After drowning in household waste for several weeks, the city of Saida in the south of the country can start breathing again, as the waste collection resumed this week, Mayor Mohammed al-Saoudi told L’Orient-Le Jour.
The New Trading and Contracting SAL (NTCC), the company in charge of water collection in the city, resumed its work on Monday after its contract was extended by Najib Mikati’s caretaker cabinet and after the authorities made a first payment of LL3.5 billion on Tuesday, according to Saoudi.
The Lebanese state owes NTCC LL30 billion in dues since the economic crisis began in 2019 — payment arrears that have contributed to disrupting the company’s work on several occasions.

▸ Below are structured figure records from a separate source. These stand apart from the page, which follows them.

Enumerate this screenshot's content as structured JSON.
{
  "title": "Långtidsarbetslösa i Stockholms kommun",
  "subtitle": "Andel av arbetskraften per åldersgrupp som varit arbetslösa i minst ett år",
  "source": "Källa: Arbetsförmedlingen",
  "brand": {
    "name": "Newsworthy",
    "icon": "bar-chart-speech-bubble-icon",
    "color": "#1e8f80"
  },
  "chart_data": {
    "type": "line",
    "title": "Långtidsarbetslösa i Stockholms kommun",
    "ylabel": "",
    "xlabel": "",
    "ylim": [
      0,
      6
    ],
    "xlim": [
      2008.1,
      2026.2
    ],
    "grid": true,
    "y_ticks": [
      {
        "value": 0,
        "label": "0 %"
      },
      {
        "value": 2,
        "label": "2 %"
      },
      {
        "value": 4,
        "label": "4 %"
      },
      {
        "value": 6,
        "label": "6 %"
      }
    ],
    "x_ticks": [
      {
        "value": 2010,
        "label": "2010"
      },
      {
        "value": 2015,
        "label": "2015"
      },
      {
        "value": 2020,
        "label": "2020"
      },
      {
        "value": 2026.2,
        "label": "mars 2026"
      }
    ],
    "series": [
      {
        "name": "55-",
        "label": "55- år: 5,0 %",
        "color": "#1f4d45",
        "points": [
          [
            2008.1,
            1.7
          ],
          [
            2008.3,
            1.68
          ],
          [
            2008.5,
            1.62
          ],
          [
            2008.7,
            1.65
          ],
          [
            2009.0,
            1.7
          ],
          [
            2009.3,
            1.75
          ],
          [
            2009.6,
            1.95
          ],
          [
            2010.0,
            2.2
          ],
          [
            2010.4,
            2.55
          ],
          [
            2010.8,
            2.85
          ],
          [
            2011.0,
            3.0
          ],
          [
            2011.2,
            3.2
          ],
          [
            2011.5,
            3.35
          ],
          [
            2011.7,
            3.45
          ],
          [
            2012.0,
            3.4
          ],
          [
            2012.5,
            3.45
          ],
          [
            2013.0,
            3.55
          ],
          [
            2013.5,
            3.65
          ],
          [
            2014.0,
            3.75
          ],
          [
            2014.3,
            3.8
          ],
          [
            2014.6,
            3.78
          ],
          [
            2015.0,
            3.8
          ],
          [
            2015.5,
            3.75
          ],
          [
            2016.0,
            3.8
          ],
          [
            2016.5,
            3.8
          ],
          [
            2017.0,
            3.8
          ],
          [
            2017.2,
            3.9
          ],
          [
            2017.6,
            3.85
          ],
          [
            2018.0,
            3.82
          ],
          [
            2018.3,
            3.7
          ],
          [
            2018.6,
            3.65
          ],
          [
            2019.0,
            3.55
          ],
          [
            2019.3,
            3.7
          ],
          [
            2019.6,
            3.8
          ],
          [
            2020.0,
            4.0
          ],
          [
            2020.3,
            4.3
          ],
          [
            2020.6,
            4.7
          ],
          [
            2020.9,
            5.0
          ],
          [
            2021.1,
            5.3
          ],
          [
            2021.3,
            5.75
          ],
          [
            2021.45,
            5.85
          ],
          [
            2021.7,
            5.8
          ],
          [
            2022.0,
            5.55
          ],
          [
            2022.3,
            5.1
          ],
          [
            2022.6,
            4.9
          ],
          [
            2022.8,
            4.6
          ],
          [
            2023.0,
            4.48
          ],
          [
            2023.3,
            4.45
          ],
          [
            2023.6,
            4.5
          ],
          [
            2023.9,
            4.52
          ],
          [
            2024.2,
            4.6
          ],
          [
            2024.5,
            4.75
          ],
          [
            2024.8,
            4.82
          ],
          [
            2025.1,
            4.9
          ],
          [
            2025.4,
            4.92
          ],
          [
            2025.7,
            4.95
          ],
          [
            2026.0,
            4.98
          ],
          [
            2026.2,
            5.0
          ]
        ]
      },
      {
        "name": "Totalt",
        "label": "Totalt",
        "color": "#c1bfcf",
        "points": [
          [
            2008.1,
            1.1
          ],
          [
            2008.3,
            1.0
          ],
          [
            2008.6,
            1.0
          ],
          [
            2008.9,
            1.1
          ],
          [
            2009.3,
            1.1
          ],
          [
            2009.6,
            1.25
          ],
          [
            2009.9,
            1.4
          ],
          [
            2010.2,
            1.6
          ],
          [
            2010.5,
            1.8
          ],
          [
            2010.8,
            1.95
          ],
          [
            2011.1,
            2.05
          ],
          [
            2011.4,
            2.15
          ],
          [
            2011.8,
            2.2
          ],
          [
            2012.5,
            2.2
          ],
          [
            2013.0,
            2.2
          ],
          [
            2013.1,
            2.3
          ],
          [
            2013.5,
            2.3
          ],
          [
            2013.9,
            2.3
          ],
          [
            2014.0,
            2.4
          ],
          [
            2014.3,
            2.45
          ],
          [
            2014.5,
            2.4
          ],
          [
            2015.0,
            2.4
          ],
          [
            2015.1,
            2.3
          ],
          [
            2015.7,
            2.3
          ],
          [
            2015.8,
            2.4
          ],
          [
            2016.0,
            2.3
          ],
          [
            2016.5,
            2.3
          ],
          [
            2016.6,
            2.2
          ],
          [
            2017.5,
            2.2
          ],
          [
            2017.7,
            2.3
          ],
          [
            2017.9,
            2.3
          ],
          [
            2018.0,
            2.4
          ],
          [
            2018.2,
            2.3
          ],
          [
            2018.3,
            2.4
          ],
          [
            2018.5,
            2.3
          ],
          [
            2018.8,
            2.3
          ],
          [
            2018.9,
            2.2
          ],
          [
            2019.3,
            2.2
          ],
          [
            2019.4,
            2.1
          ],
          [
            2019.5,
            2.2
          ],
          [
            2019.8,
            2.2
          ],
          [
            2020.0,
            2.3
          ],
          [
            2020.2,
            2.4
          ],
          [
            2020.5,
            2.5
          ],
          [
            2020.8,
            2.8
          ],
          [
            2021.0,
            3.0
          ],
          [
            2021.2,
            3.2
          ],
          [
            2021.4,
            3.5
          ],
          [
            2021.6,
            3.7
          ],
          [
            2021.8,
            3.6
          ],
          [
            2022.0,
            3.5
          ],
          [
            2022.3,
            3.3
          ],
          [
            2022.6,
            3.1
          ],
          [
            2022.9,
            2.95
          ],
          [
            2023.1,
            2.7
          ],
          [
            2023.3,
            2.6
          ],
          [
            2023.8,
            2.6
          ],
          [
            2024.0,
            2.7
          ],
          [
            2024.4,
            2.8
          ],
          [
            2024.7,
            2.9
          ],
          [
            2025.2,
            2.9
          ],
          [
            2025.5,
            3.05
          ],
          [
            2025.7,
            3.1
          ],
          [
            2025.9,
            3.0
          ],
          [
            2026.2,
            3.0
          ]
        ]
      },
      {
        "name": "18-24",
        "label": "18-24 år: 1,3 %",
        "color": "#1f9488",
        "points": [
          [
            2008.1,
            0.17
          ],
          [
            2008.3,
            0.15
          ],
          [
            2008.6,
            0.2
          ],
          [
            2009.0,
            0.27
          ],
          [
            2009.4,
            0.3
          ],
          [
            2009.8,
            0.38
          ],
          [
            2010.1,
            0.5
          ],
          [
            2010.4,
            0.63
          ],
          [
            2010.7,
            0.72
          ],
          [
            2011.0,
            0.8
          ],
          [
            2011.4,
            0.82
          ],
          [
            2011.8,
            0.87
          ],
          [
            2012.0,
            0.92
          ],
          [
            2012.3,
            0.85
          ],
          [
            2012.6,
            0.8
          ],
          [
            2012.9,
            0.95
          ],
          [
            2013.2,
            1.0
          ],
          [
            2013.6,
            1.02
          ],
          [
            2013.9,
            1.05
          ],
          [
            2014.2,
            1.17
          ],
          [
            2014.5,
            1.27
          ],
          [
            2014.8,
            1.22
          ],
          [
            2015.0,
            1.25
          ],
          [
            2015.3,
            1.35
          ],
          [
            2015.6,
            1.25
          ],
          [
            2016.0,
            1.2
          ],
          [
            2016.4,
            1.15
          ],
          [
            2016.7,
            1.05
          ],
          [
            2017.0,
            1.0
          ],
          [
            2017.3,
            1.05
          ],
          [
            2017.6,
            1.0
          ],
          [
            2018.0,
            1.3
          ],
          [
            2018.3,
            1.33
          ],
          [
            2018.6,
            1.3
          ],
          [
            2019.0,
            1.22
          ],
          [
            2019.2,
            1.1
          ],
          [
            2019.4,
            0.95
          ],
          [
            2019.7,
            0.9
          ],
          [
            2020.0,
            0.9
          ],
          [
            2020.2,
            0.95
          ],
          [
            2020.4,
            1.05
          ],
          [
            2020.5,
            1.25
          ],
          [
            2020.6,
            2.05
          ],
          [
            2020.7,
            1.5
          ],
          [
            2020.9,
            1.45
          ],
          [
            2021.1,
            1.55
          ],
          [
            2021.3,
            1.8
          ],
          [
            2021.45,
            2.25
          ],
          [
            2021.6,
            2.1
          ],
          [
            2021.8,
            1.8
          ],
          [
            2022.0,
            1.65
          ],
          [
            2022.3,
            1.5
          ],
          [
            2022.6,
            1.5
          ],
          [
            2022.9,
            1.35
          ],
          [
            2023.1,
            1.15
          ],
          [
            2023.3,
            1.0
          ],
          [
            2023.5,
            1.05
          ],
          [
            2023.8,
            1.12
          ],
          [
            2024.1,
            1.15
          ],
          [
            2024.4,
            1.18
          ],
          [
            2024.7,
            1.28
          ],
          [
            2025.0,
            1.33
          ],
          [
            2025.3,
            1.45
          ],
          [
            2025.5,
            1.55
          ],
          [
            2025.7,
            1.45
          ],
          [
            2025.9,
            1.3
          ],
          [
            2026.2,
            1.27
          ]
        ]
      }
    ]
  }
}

“Garbage collection resumed this week in Saida,” Saoudi said.
“NTCC’s contract expired at the end of December, but it was extended for six months by the cabinet. The company received yesterday [Tuesday] LL3.5 billion of the LL30 billion that the state owes it,” he told L’Orient-Le Jour.
NTCC had interrupted its work in Saida almost a month ago due to a lack of cash to pay for fuel for garbage trucks and an accumulation of dues by the cabinet, said one of its employees who asked our correspondent in the area, Mountasser Abdallah, for anonymity.

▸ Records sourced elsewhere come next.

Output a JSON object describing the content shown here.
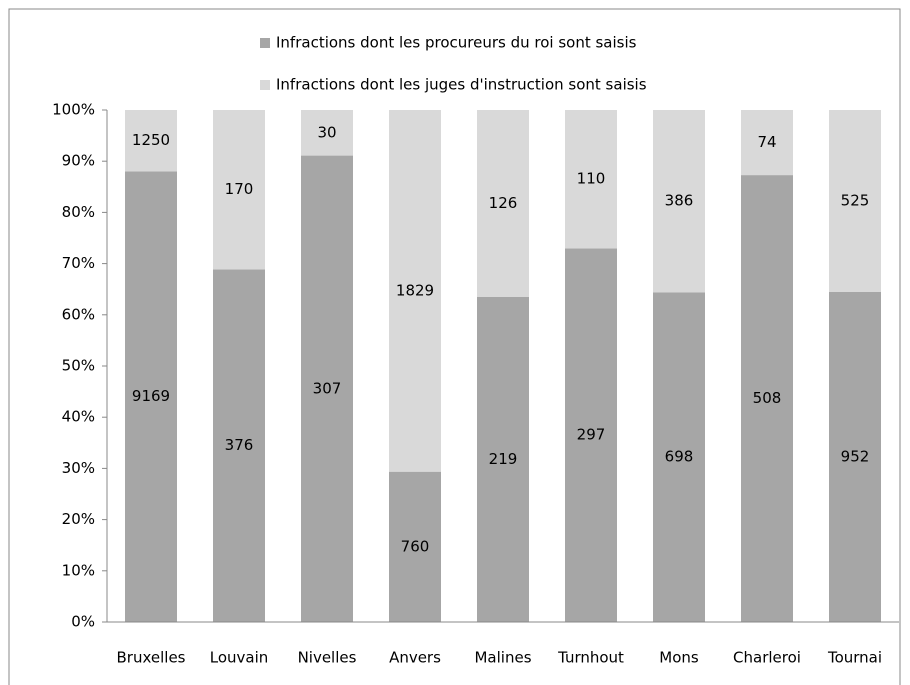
{
  "chart_data": {
    "type": "bar",
    "stacking": "percent",
    "categories": [
      "Bruxelles",
      "Louvain",
      "Nivelles",
      "Anvers",
      "Malines",
      "Turnhout",
      "Mons",
      "Charleroi",
      "Tournai"
    ],
    "series": [
      {
        "name": "Infractions dont les procureurs du roi sont saisis",
        "color": "#a6a6a6",
        "values": [
          9169,
          376,
          307,
          760,
          219,
          297,
          698,
          508,
          952
        ]
      },
      {
        "name": "Infractions dont les juges d'instruction sont saisis",
        "color": "#d9d9d9",
        "values": [
          1250,
          170,
          30,
          1829,
          126,
          110,
          386,
          74,
          525
        ]
      }
    ],
    "ylim": [
      0,
      100
    ],
    "yticks": [
      {
        "value": 0,
        "label": "0%"
      },
      {
        "value": 10,
        "label": "10%"
      },
      {
        "value": 20,
        "label": "20%"
      },
      {
        "value": 30,
        "label": "30%"
      },
      {
        "value": 40,
        "label": "40%"
      },
      {
        "value": 50,
        "label": "50%"
      },
      {
        "value": 60,
        "label": "60%"
      },
      {
        "value": 70,
        "label": "70%"
      },
      {
        "value": 80,
        "label": "80%"
      },
      {
        "value": 90,
        "label": "90%"
      },
      {
        "value": 100,
        "label": "100%"
      }
    ],
    "grid": false,
    "legend": "top"
  }
}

Meanwhile, in a statement issued a week ago, NTCC said, “The company did not receive a penny from the federation of municipalities of Saida-Zahrani since Feb. 20, 2019. Not to mention that these amounts have lost their value with the devaluation of the Lebanese lira.”

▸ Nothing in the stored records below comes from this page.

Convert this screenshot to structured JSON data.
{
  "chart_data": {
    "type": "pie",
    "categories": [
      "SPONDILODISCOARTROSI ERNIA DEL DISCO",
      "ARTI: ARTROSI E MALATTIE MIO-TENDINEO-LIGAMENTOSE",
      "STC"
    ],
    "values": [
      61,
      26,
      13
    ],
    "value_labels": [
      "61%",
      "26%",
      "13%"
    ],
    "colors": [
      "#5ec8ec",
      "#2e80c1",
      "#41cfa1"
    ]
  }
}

For Saoudi, “the situation is still delicate, despite the extension of the company’s contract.”
“It will be necessary to ensure that it will be paid in time to continue its activities, otherwise we risk falling back into the same problem,” he said.
“But the [caretaker] prime minister has promised to intervene,” added Saoudi. He also revealed that the municipality of Saida launched a tender a month ago in a bid to sign a contract with a new waste collection company.
Individuals who pay for fuel
In order to cope with the accumulation of waste that sometimes overflows on the road or sidewalks, many citizen initiatives financed in recent weeks the purchase of fuel for NTCC’s garbage trucks, allowing it to transport large quantities of waste to public dumps, our correspondent reported.
With the cessation of collection, it was especially the poorest and most overcrowded neighborhoods of Saida that suffered from the crisis, such as Taamir, Ain al-Hilweh or Mieh Mieh.
“The solution must come from the authorities and not from the citizens. The fact that we have come to finance the collection of garbage ourselves shows how incapable and corrupt the officials are,” Walid Assi, a resident of Saida, told our newspaper.
Last week, it was Hezbollah that responded to calls for help from the city’s residents by offering fuel oil to NTCC truck drivers, which helped clear some neighborhoods. Piles of garbage are a recurring problem in Lebanon, and have been since before the economic crisis, amid a lack of a sustainable waste management plan.
In 2015, the country was plunged into an unprecedented crisis for several months, when the contract of waste company Sukleen, which had been responsible for the collection and treatment of waste in Beirut and Mount Lebanon since 1997, expired and the country’s main landfill, Naameh, closed.
A new emergency plan focusing on the creation of two new landfills was adopted in 2016. Since then, the coastal landfills of Burj Hammoud-Jdeideh and Costa Brava have become saturated and have been expanded more than once by the authorities, while no sustainable solution has been found yet.
Moreover, the waste problem is currently exacerbated by the economic collapse, as the government struggles to pay for basic services such as garbage collection.
No crisis in Beirut
Despite the crisis and the national currency’s depreciation, Lebanon’s capital seems to have avoided a new waste crisis for the moment, although collection interruptions have been noted at regular intervals in recent years.
“The collection is currently carried out in a normal way in Beirut starting at 6 a.m.,” Walid Bou Saad, the director of Ramco, the company in charge of garbage collection in Beirut and the northern suburbs, told our newspaper.
“If there is an accumulation of garbage in some neighborhoods at the end of the day, it is because we stop working at 4 p.m. The landfill in Jdeideh [to which the capital’s waste is sent] closes at 5 p.m.,” he added.